Why Businesses Should Switch to LED Lights
Being energy-efficient and environmentally conscious has progressed from simply being a good idea to a way of life – not just for the Toyota Prius crowd, but for businesses looking to cut their overhead expenditures by reducing their carbon footprint (and additionally appealing to a more green savvy clientele). One way companies can be on the cutting edge of corporate concern for their energy expenditure is by switching to LED lights.

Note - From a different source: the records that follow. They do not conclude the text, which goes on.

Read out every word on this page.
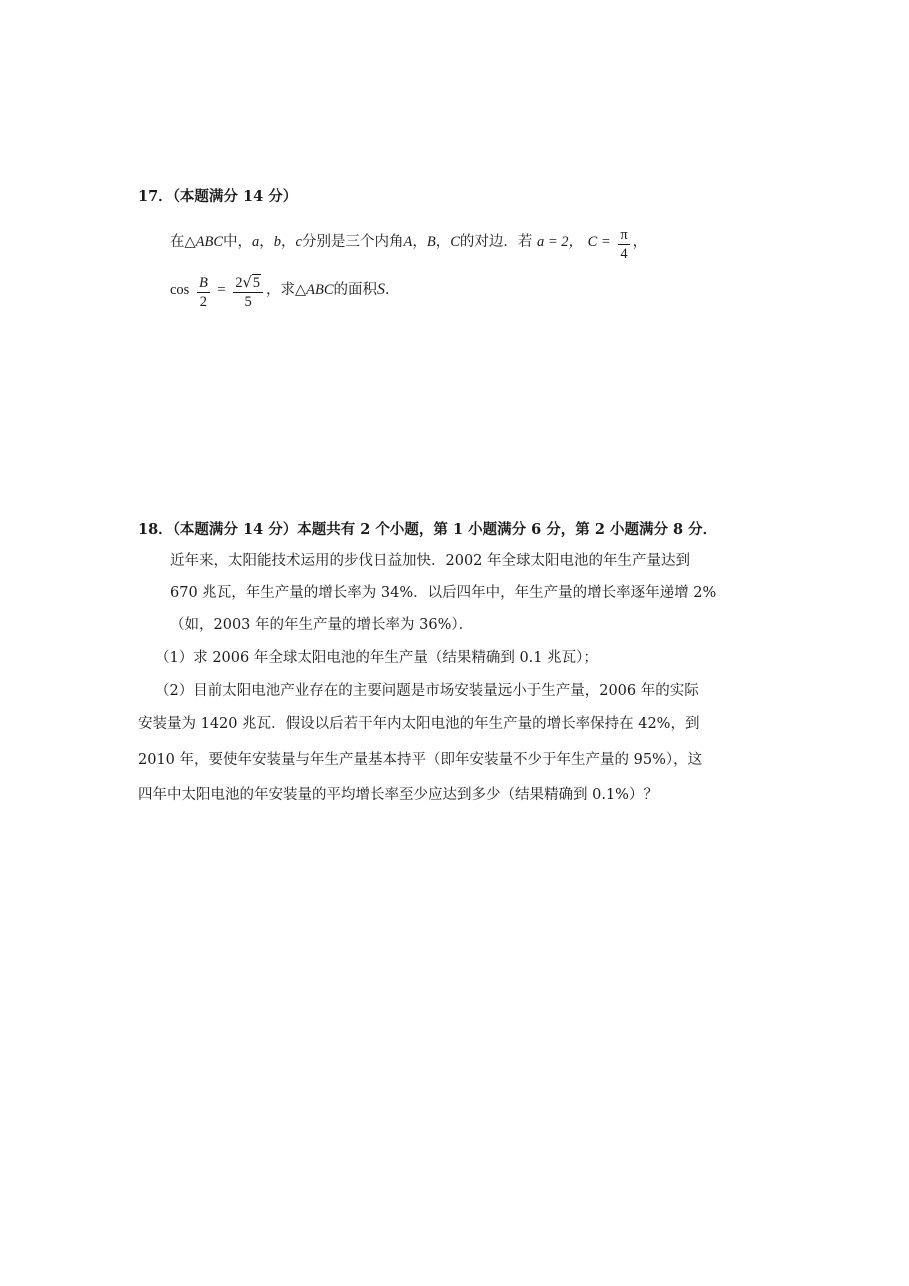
17．（本题满分 14 分）
在△ABC中，a，b，c分别是三个内角A，B，C的对边．若 a = 2， $C = \frac{\pi}{4}$ ，
$\cos \frac{B}{2} = \frac{2√5}{5}$ ，求△ABC的面积S．
18．（本题满分 14 分）本题共有 2 个小题，第 1 小题满分 6 分，第 2 小题满分 8 分．
近年来，太阳能技术运用的步伐日益加快．2002 年全球太阳电池的年生产量达到
670 兆瓦，年生产量的增长率为 34%．以后四年中，年生产量的增长率逐年递增 2%
（如，2003 年的年生产量的增长率为 36%）．
（1）求 2006 年全球太阳电池的年生产量（结果精确到 0.1 兆瓦）；
（2）目前太阳电池产业存在的主要问题是市场安装量远小于生产量，2006 年的实际
安装量为 1420 兆瓦．假设以后若干年内太阳电池的年生产量的增长率保持在 42%，到
2010 年，要使年安装量与年生产量基本持平（即年安装量不少于年生产量的 95%），这
四年中太阳电池的年安装量的平均增长率至少应达到多少（结果精确到 0.1%）？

LEDs are light emitting diodes, small electronic devices that give off far more light per unit of electricity than traditional fluorescent lights or lamps. They are typically more expensive than older methods of providing light, but the money they will end up saving means the expense pays for itself. Here are five reasons why businesses should switch to LED lights:
1. LEDs Last Longer Than Incandescent Lights
The New York Times compared LED lights to regular light bulbs, and found that the LED lights were good for up to 50,000 hours of illumination – compared to just a maximum of 2,000 hours for the regular. For a business, this would mean spending much less money on doing regular facility-wide installations, when older, and less efficient bulbs inevitably burn out. LED lights don’t even burn out – they “fade away”, according to the New York Times, simply producing less amounts of light, but never dramatically sparking into darkness the way regular bulbs do. Even at the end of their 50,000th hour of operation, LED lights will continue to produce an estimated 70% of their maximum illuminating potential, thereby saving a business a fortune on having to replace their lighting system every 2,000 hours of use.
2. LEDs Reduce Carbon Dioxide Emissions
LEDs can save up to 70% of a company’s energy output, says Phys.org, a research, technology and science website. The statistic is impressive, but what does it mean for a business on a practical level? Reducing carbon emissions means reducing the consumption of energy. As an example, Buckingham Palace turned to LEDs for their ceiling lights. As an example, illuminating the official residence of the Queen of England uses literally less electricity than making a cup of tea. A business that uses LEDs for their lighting needs will slash their monthly overhead budget considerably.
3. Switching To LEDs Can Make Money
Thanks to President Barack Obama’s stimulus package to reward the implementation of “green” infrastructural investment, there’s actually money to be made from your business using LEDs, not just money saved. The President promised to give environmentally friendly companies help in leading by example in how such businesses might go about reducing their carbon footprint. As part of the 2009 stimulus package, the federal government awarded $34 billion in government investments to companies that showed their initiative in converting to energy efficient methods of doing business. This could mean that an organization receives federal funds to help with the logistical implementation of a large-scale LED lighting system, thereby saving money on the necessity of having to contract the work out to a third party.
4. LEDs Are The Future
For a while, the idea of LEDs replacing traditional methods of illumination was disregarded. However, a Californian electronic consulting agency predicts that the LED industry will reach $1 billion by the end of 2013. Corporate juggernauts like General Electric and Philips have joined the bandwagon and commenced manufacturing LEDs, with GE buying an LED startup company that expected to see growth of $15 million in a single year. The idea that using LEDs to light an office is no longer on the fringe, and is instead very serious business.
5. LEDs Improve Appearances
At the risk of flirting with vanity, making a good first appearance can convince a client or a customer to do business with your organization. The quality of light produced by LEDs (for example, in LED signs for businesses) over traditional incandescent fixtures can literally improve the ambient illumination of your office space. Older lamps shift as they age, casting unseemly shadows and even unwanted colors. LED bulbs spread light wider than their fluorescent counterparts, giving a more even distribution of light and making a facility seem more naturally, aesthetically lit.